The numbers of people classed as economically inactive by the Office for National Statistics rose following the COVID pandemic. Official figures showed a rise of 565,000 people in economic inactivity between 2019 and the end of 2022.
A record number of people did not have a job because of long-term illness, ONS data from October 2022 said. The majority of those were over 50.
But focusing on trying to lure those who took early retirement during the pandemic back into work is unlikely to be effective, the post-pandemic participation report said.
The report said the increased number of people leaving the labour market during the pandemic was disproportionately due to higher-than-normal retirements among higher-paid professionals.
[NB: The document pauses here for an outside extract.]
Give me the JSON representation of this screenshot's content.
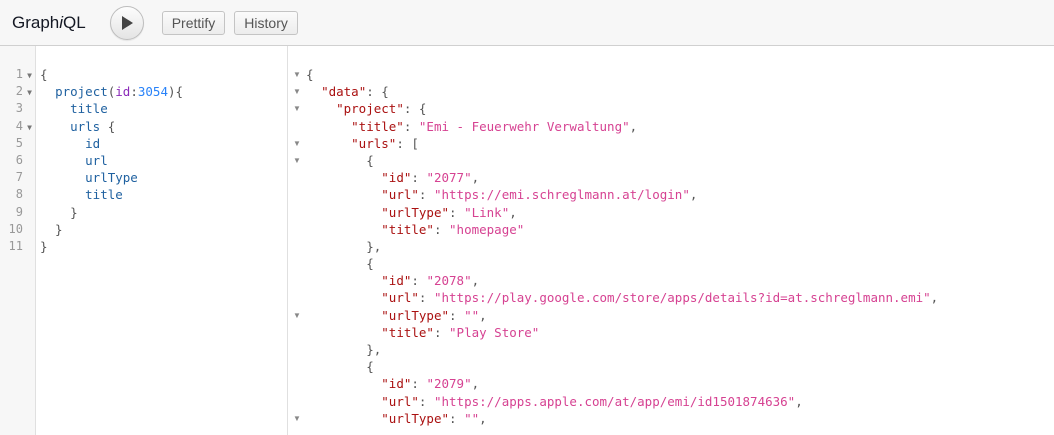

These people will be hard to persuade to return to work - two-thirds own their own home and have low costs of living.
At the same time the number of people retiring from low-paying jobs fell.
The focus of encouraging people into the workforce should instead be to support mothers and disabled people to enter and stay in the labour market.
A key issue for the government to target is what the Resolution Foundation described as the maternal employment gap, where employment participation rates among low-income women aged 25 to 54 were just 50% in 2017 to 2019, compared with 94% among high-income women the same age.
Improved childcare support is also suggested but the universal proposal to extend the number of free childcare hours has been advised against.
A universal benefit would largely boost the incomes of already-working parents in middle-and-high income households, rather than boost employment among lower income households, the foundation said.
Employment can be increased among lower-paid households by developing incentives for second earners in universal credit and reforming childcare support.
The report highlighted how a growing proportion of the population lives with a disability or ill health.
Policy action ought to be taken to tackle the underlying causes of the growing ill health trend, including rising mental ill health, but also to do more to help those affected stay in employment.
One suggested support is to create a new so-called right to return so workers who need take some time off due to ill health remain connected to their employer and job.
Without further progress, the report authors warn the economic inactivity rate for 15 to 75-year-olds is set to rise from 29.5% to 30.8% by 2030, the highest rate since the turn of the century in 2001.
The Resolution Foundation is a think tank aiming to improve the standard of living of low and middle-income families.